Navinsky pointed to Tonganoxie's four-lane stretch of U.S. Highway 24-40 as an example of progress that would continue if the sales tax continued.
"Have you lost businesses or gained businesses?" Navinsky asked.
Oroke touched on a few things during his allotted time at the podium, including property valuation, the upcoming Kansas Highway 7 and U.S. Highway 24-40 interchange renovation and road impact fees, along with sewage issues in the Basehor area.
"That's been a problem for some 10 to 15 years, especially south of Basehor," Oroke said.
Oroke, like Pine, took office this year. Oroke, however, has served as county commissioner in the past.
"I've been in office about 75 days and it's been a fast 75 days," Oroke said. "We've got a lot going on in this county and it's all good."

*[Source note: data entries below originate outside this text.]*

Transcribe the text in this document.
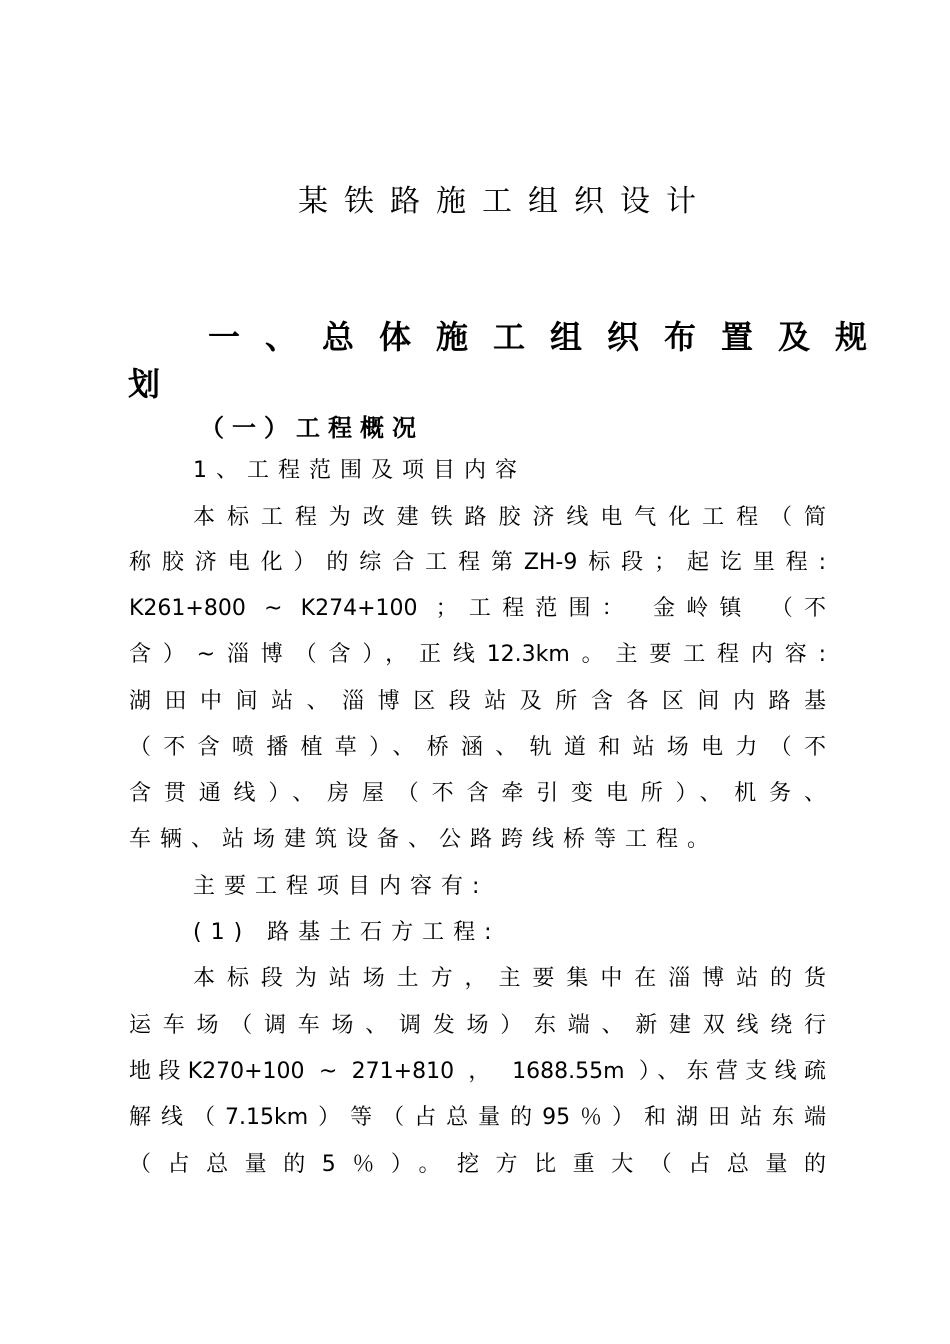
某铁路施工组织设计
一、总体施工组织布置及规
划
（一）工程概况
1、工程范围及项目内容
本标工程为改建铁路胶济线电气化工程（简
称胶济电化）的综合工程第ZH-9标段；起讫里程:
K261+800 ~ K274+100 ；工程范围： 金岭镇 （不
含）~淄博（含），正线12.3km。主要工程内容:
湖田中间站、淄博区段站及所含各区间内路基
（不含喷播植草）、桥涵、轨道和站场电力（不
含贯通线）、房屋（不含牵引变电所）、机务、
车辆、站场建筑设备、公路跨线桥等工程。
主要工程项目内容有:
(1) 路基土石方工程:
本标段为站场土方，主要集中在淄博站的货
运车场（调车场、调发场）东端、新建双线绕行
地段K270+100 ~ 271+810 ， 1688.55m ）、东营支线疏
解线（7.15km）等（占总量的95％）和湖田站东端
（占总量的5％）。挖方比重大（占总量的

Zoellner also spoke of his first days as sheriff. He spoke about new hires and concerns about losing officers to other agencies.
"They might not be able to match us in pay, but they make up for it in benefits," Zoellner said.
Zoellner also warned citizens of a phone solicitation from the American Deputy Sheriff's Association. Representatives ask for money over the phone for bullet-proof vests for Kansas sheriff's officials. Zoellner said his vests are paid for through his budget.
"Any money they solicit and make, it doesn't stay in the state of Kansas," Zoellner said. "It's a rip-off. I wouldn't give anybody money over the telephone."
Citizens at the legislative coffee said they had received phone calls from the organization.